How to score highly on the region's 'best-dressed' lists
How to score highly on the region's 'best-dressed' lists

What makes one man unnervingly stylish and another dishevelled? Why is Steve McQueen often referenced for his low-key masculine look (really, just a white t-shirt and a leather jacket), and praise poured over Mick Jagger and his scatty showman chic?

If there is a magic formula for being stylish, then there’s one book that might offer the secret to this elusive notion of style. Last month saw the arrival of Josh Sims’, Men of Style. It charts the sartorial codes of David Bowie, Truman Capote and James Dean. But while the author admits that fashion is easy. Style is something else entirely.

There are many men ‘with style’, admits Sims. Most are not famous. Instead they are captured in ‘street style’ – a category of photography that has taken social media by storm. However, what draws the eye isn’t merely an appreciation of fashion. Keeping up to date with fashion is easy, but dressing with personal style is altogether harder.

“It requires an appreciation for form, colour, texture and composition; an artist’s perspective, if you like, applied to whatever one picks out of one’s wardrobe each morning, quite possibly at a time when thinking clearly about the triviality of what to wear is not high on the day’s agenda”, says Sims.

Certainly, dressing with style doesn’t have to result in a look that is ‘radical’. In fact, the golden rule of style is still the one laid down by Coco Chanel – to dress in a ‘timeless’ fashion. According to Sims, men should also have a willingness to play with what they’re wearing – with details, an accessory or a way of wearing something.

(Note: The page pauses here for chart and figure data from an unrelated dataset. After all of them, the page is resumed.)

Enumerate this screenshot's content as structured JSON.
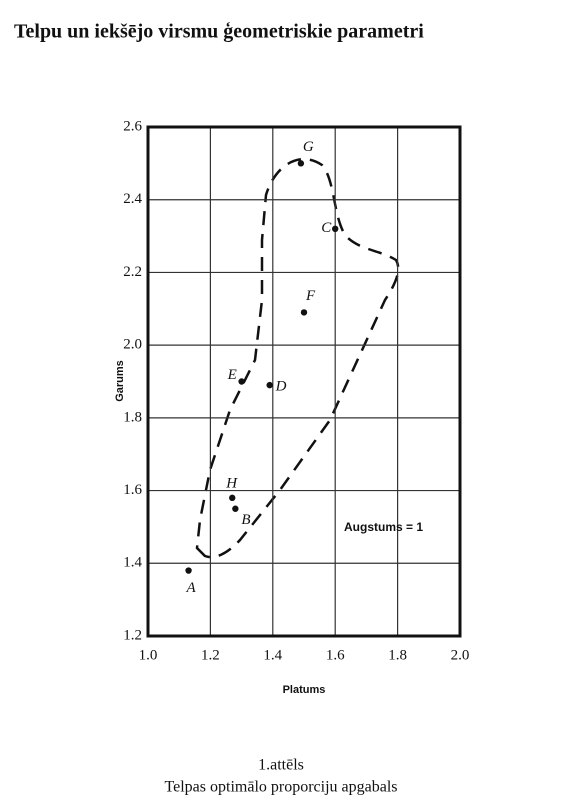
{
  "page_title": "Telpu un iekšējo virsmu ģeometriskie parametri",
  "caption": {
    "number": "1.attēls",
    "text": "Telpas optimālo proporciju apgabals"
  },
  "chart_data": {
    "type": "scatter",
    "xlabel": "Platums",
    "ylabel": "Garums",
    "annotation": "Augstums  = 1",
    "series": [
      {
        "color": "#111111",
        "labels": [
          "A",
          "B",
          "C",
          "D",
          "E",
          "F",
          "G",
          "H"
        ],
        "x": [
          1.13,
          1.28,
          1.6,
          1.39,
          1.3,
          1.5,
          1.49,
          1.27
        ],
        "values": [
          1.38,
          1.55,
          2.32,
          1.89,
          1.9,
          2.09,
          2.5,
          1.58
        ]
      }
    ],
    "xlim": [
      1.0,
      2.0
    ],
    "xticks": [
      {
        "value": 1,
        "label": "1.0"
      },
      1.2,
      1.4,
      1.6,
      1.8,
      {
        "value": 2,
        "label": "2.0"
      }
    ],
    "ylim": [
      1.2,
      2.6
    ],
    "yticks": [
      1.2,
      1.4,
      1.6,
      1.8,
      {
        "value": 2,
        "label": "2.0"
      },
      2.2,
      2.4,
      2.6
    ],
    "grid": true
  }
}
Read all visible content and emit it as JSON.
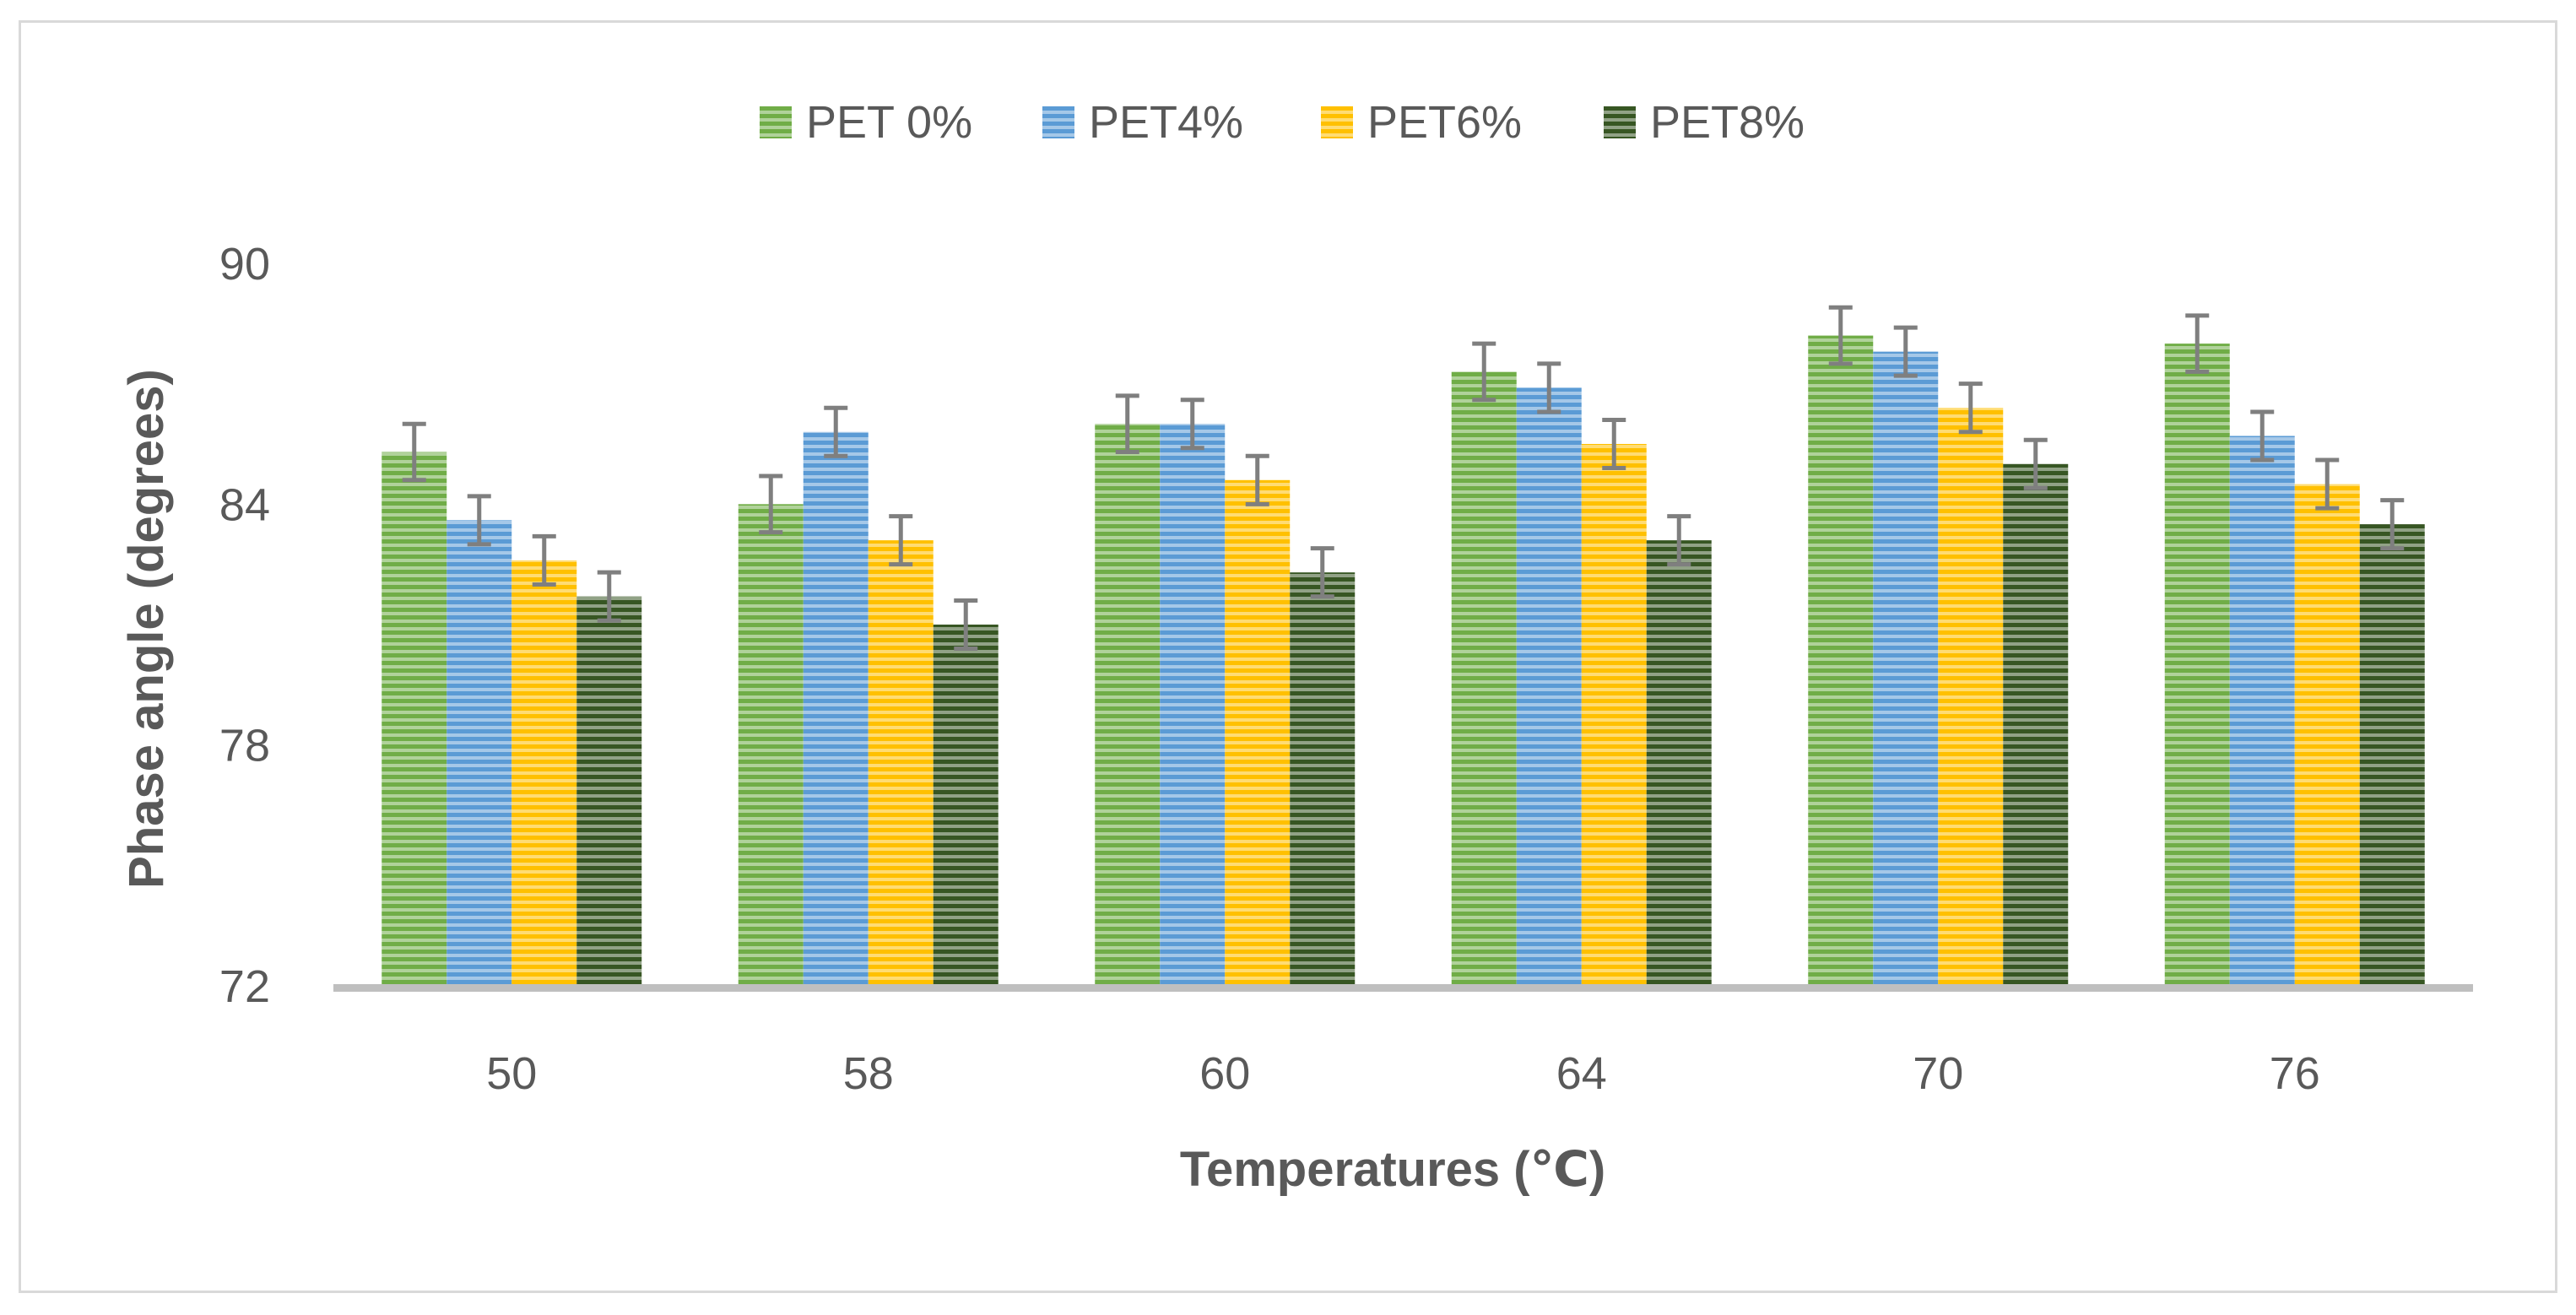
{
  "chart_data": {
    "type": "bar",
    "title": "",
    "xlabel": "Temperatures (℃)",
    "ylabel": "Phase angle (degrees)",
    "ylim": [
      72,
      90
    ],
    "yticks": [
      "72",
      "78",
      "84",
      "90"
    ],
    "ytick_values": [
      72,
      78,
      84,
      90
    ],
    "categories": [
      "50",
      "58",
      "60",
      "64",
      "70",
      "76"
    ],
    "legend_position": "top-center",
    "grid": false,
    "series": [
      {
        "name": "PET 0%",
        "color": "#70ad47",
        "values": [
          85.3,
          84.0,
          86.0,
          87.3,
          88.2,
          88.0
        ],
        "errors": [
          0.7,
          0.7,
          0.7,
          0.7,
          0.7,
          0.7
        ]
      },
      {
        "name": "PET4%",
        "color": "#5b9bd5",
        "values": [
          83.6,
          85.8,
          86.0,
          86.9,
          87.8,
          85.7
        ],
        "errors": [
          0.6,
          0.6,
          0.6,
          0.6,
          0.6,
          0.6
        ]
      },
      {
        "name": "PET6%",
        "color": "#ffc000",
        "values": [
          82.6,
          83.1,
          84.6,
          85.5,
          86.4,
          84.5
        ],
        "errors": [
          0.6,
          0.6,
          0.6,
          0.6,
          0.6,
          0.6
        ]
      },
      {
        "name": "PET8%",
        "color": "#375623",
        "values": [
          81.7,
          81.0,
          82.3,
          83.1,
          85.0,
          83.5
        ],
        "errors": [
          0.6,
          0.6,
          0.6,
          0.6,
          0.6,
          0.6
        ]
      }
    ]
  }
}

“Fred Astaire, for example, was at heart a conservative dresser: but using a tie instead of a belt, or a pin to hold the opening of his shirt in place, was all it took him to make him a man of style”.

So must you obsess over clothes to be called stylish? According to Sims, a ‘man of style’ claims to have little interest in clothes, for he only wears what he knows suits him. Take Steve McQueen, for example, he “wasn’t about to let historic accuracy stand in the way of his desire to sport trim, more form-fitting khakis in The Great Escape. For men of style, their clothes are simply what they wear; for onlookers, however, it appears as a form of branding, a sartorial signature”.

In today’s world, it is accepted that men embrace fashion, and that has transformed the male wardrobe as a result. There have been changes – both industrial and social – from the way the fashion business manufactures and markets its products, to the way men of all ages are now allowed to care for their appearance and dress in styles of the season.

Sims does admit it was a tad easier to be branded a fashion icon back in the day, ” they belong to an age when, as far as men had anything more than a practical relationship with their dress style, was all there was. You either had it – and ideally, the public profile to make it known – or you didn’t. One wasn’t in competition with today’s world, in which so many more men are concerned about the way they present themselves”.

The most important aspect of good style, however, is confidence. Wear what you think looks good with bravado and swagger, and you can’t help be stylish. Sims do offer one last piece of advice, know who you are and wear what you want, because “ultimately, this is what lasts (and, of course, it helps if you’re devilishly handsome and/or overflowing with charisma, too).